A Software Defined Radio Transceiver Based on Dynamic Partial Reconfiguration

Sherif Hosny\(^1\), Eslam Elnader\(^1\), Mostafa Gama\(^2\), Abdelrhman Hussien\(^2\), Ahmed H. Khalil\(^2\), and Hassan Mostafa\(^2,3\)

\(^1\)Mentor Graphics.
\(^2\)Electronics and Communications Engineering Department, Cairo University, Egypt.
\(^3\)Nanotechnology Department at Zewail City for Science and Technology, Cairo, Egypt.

\{sherif.hosny@mentor.com, islam.elnader@mentor.com, mostafa525.ma@gmail.com, abdelrhmanhussien31@gmail.com, ahmed.hussien60@gmail.com, hmostafa@uwaterloo.ca\}

Abstract—Dynamic Partial Reconfiguration (DPR) has been used extensively over the past few years allowing reconfiguration of Field Programmable Gate Array (FPGA) during run time. With the aid of DPR, multi-standard Software Defined Radio (SDR) system can be implemented in order to save power and area extensively. In this paper, SDR is implemented using five wireless communication systems: Bluetooth, Wi-Fi, 2G, 3G, and LTE on the same reconfigurable hardware. A test environment is established to measure the effectiveness of the new technique using Zynq-7000. A comparison is performed for the system total area and power consumption with and without DPR. This work achieves reduction of area and power by 10.19% and 76.71% respectively using DPR with an average switching time of 3.49 ms.

Keywords—Software Defined Radio, Dynamic Partial Reconfiguration, Field Programmable Gate Array, and System on Chip.

I. INTRODUCTION

Modern wireless communication systems are witnessing a new era of high data rates and consequently higher power consumption of mobile batteries due to the powerful baseband signal processing. Researchers always try to minimize the area and consumed power by the signal processing in various wireless communication standard with the aid of different algorithms and software techniques.

DPR is a promising technology that offers the reconfiguration of a specified partition in the FPGA during the run time which helps in implementing a multi-standard SDR [1]. SDR addresses the reconfiguration time of the specified partition on the FPGA and switching between different standards to perform the baseband signal processing without affecting the overall performance of any of the standards [2].

SDR using DPR technology offers the use of the same specified hardware resource on the FPGA for different wireless communication standards implemented in mobile phones.

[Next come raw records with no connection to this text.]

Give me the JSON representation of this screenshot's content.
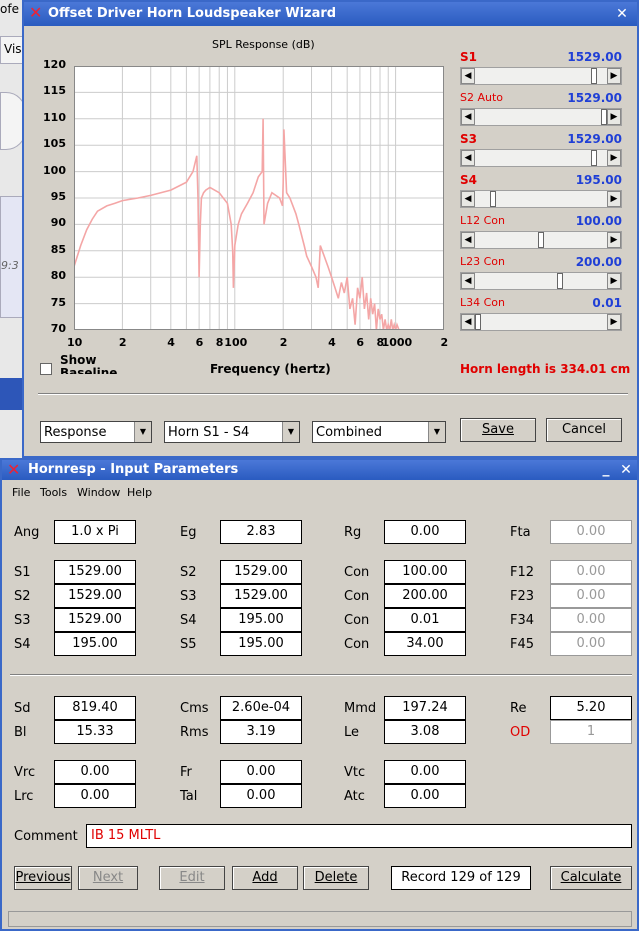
{
  "background": {
    "fragments": [
      "ofe",
      "Vis",
      "9:3"
    ]
  },
  "wizard": {
    "title": "Offset Driver Horn Loudspeaker Wizard",
    "close_glyph": "✕",
    "chart_title": "SPL Response (dB)",
    "xlabel": "Frequency (hertz)",
    "y_ticks": [
      "120",
      "115",
      "110",
      "105",
      "100",
      "95",
      "90",
      "85",
      "80",
      "75",
      "70"
    ],
    "x_ticks": [
      "10",
      "2",
      "4",
      "6",
      "8",
      "100",
      "2",
      "4",
      "6",
      "8",
      "1000",
      "2"
    ],
    "show_baseline": "Show Baseline",
    "horn_length": "Horn length is 334.01 cm",
    "sliders": [
      {
        "name": "S1",
        "value": "1529.00",
        "position": 0.92
      },
      {
        "name": "S2 Auto",
        "value": "1529.00",
        "position": 1.0
      },
      {
        "name": "S3",
        "value": "1529.00",
        "position": 0.92
      },
      {
        "name": "S4",
        "value": "195.00",
        "position": 0.12
      },
      {
        "name": "L12 Con",
        "value": "100.00",
        "position": 0.5
      },
      {
        "name": "L23 Con",
        "value": "200.00",
        "position": 0.65
      },
      {
        "name": "L34 Con",
        "value": "0.01",
        "position": 0.0
      }
    ],
    "combos": [
      "Response",
      "Horn S1 - S4",
      "Combined"
    ],
    "save_label": "Save",
    "cancel_label": "Cancel"
  },
  "chart_data": {
    "type": "line",
    "title": "SPL Response (dB)",
    "xlabel": "Frequency (hertz)",
    "ylabel": "",
    "xscale": "log",
    "xlim": [
      10,
      2000
    ],
    "ylim": [
      70,
      120
    ],
    "grid": true,
    "color": "#f4a6a6",
    "series": [
      {
        "x": [
          10,
          11,
          12,
          13,
          14,
          16,
          18,
          20,
          25,
          30,
          40,
          50,
          55,
          58,
          59,
          60,
          61,
          62,
          64,
          66,
          70,
          80,
          90,
          95,
          97,
          98,
          100,
          105,
          110,
          120,
          130,
          140,
          148,
          150,
          152,
          160,
          170,
          180,
          190,
          198,
          200,
          202,
          210,
          220,
          240,
          250,
          260,
          270,
          280,
          300,
          320,
          330,
          340,
          360,
          380,
          400,
          420,
          440,
          460,
          480,
          500,
          520,
          540,
          560,
          580,
          600,
          620,
          640,
          660,
          680,
          700,
          720,
          740,
          760,
          780,
          800,
          820,
          840,
          860,
          880,
          900,
          920,
          940,
          960,
          980,
          1000,
          1020,
          1050,
          1100,
          1150,
          1200
        ],
        "y": [
          82,
          86,
          89,
          91,
          92.5,
          93.5,
          94,
          94.5,
          95,
          95.5,
          96.5,
          98,
          100,
          103,
          95,
          80,
          90,
          95,
          96,
          96.5,
          97,
          96,
          94,
          90,
          85,
          78,
          86,
          90,
          92,
          94,
          96,
          99,
          100,
          110,
          90,
          94,
          96,
          95.5,
          95,
          93.5,
          98,
          108,
          96,
          95,
          92,
          90,
          88,
          86,
          84,
          82,
          80,
          78,
          86,
          84,
          82,
          80,
          78,
          76,
          79,
          77,
          80,
          74,
          76,
          71,
          78,
          76,
          80,
          74,
          77,
          72,
          76,
          73,
          75,
          70,
          74,
          72,
          73,
          70,
          72,
          70,
          71,
          70,
          72,
          70,
          71,
          70,
          71,
          70,
          70,
          70,
          70
        ]
      }
    ]
  },
  "input": {
    "title": "Hornresp - Input Parameters",
    "menu": [
      "File",
      "Tools",
      "Window",
      "Help"
    ],
    "fields": {
      "Ang": "1.0 x Pi",
      "Eg": "2.83",
      "Rg": "0.00",
      "Fta": "0.00",
      "S1": "1529.00",
      "S2": "1529.00",
      "Con1": "100.00",
      "F12": "0.00",
      "S2b": "1529.00",
      "S3": "1529.00",
      "Con2": "200.00",
      "F23": "0.00",
      "S3b": "1529.00",
      "S4": "195.00",
      "Con3": "0.01",
      "F34": "0.00",
      "S4b": "195.00",
      "S5": "195.00",
      "Con4": "34.00",
      "F45": "0.00",
      "Sd": "819.40",
      "Cms": "2.60e-04",
      "Mmd": "197.24",
      "Re": "5.20",
      "Bl": "15.33",
      "Rms": "3.19",
      "Le": "3.08",
      "OD": "1",
      "Vrc": "0.00",
      "Fr": "0.00",
      "Vtc": "0.00",
      "Lrc": "0.00",
      "Tal": "0.00",
      "Atc": "0.00"
    },
    "labels": {
      "Ang": "Ang",
      "Eg": "Eg",
      "Rg": "Rg",
      "Fta": "Fta",
      "S1": "S1",
      "S2": "S2",
      "S3": "S3",
      "S4": "S4",
      "S5": "S5",
      "Con": "Con",
      "F12": "F12",
      "F23": "F23",
      "F34": "F34",
      "F45": "F45",
      "Sd": "Sd",
      "Cms": "Cms",
      "Mmd": "Mmd",
      "Re": "Re",
      "Bl": "Bl",
      "Rms": "Rms",
      "Le": "Le",
      "OD": "OD",
      "Vrc": "Vrc",
      "Fr": "Fr",
      "Vtc": "Vtc",
      "Lrc": "Lrc",
      "Tal": "Tal",
      "Atc": "Atc",
      "Comment": "Comment"
    },
    "comment": "IB 15 MLTL",
    "buttons": {
      "previous": "Previous",
      "next": "Next",
      "edit": "Edit",
      "add": "Add",
      "delete": "Delete",
      "calculate": "Calculate"
    },
    "record": "Record 129 of 129",
    "minimize_glyph": "_",
    "close_glyph": "✕"
  }
}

This implies that only the specified partition on the FPGA is used for the baseband signal processing of different standards saving significant amount of power and area. The implementation of a high-speed reconfiguration time dynamic cognitive radios using the Zynq FPGA is presented in [3]. DPR is used to switch between two baseband standards: Digital Video Broadcasting Cable (DVB-C) and Satellite (DVB-S).

This paper is organized as follows: Section II shows a list of related work. Section III gives details about the overall system implementation. Section IV illustrates the FPGA environment followed by the DPR technique in Section V. Simulation results are listed in Section VI. Ultimately, Section VII shows the paper conclusion and future work.

II. BACKGROUND AND PREVIOUS WORK

DPR technique is used to switch between different configurations of LTE OFDM modulators in [4]. Variations are based on the size of IFFT, number of subcarriers, cyclic prefix, and window length. The implemented design on Virtex-7 is divided on four reconfigurable partitions, while a single static partition is kept for the FFT. Similar design for LTE FFT is proposed in [5], where configuration is dependent on the FFT size.

The proposed dynamic cognitive radio in [6] implements the physical layer on the FPGA Programmable Logic (PL) and the Medium Access Control (MAC) layer on the ARM processor. Switching between different baseband modules is performed using a custom partial reconfiguration controller to achieve high reconfiguration speed. Virtex-7 is used to host the physical layer blocks.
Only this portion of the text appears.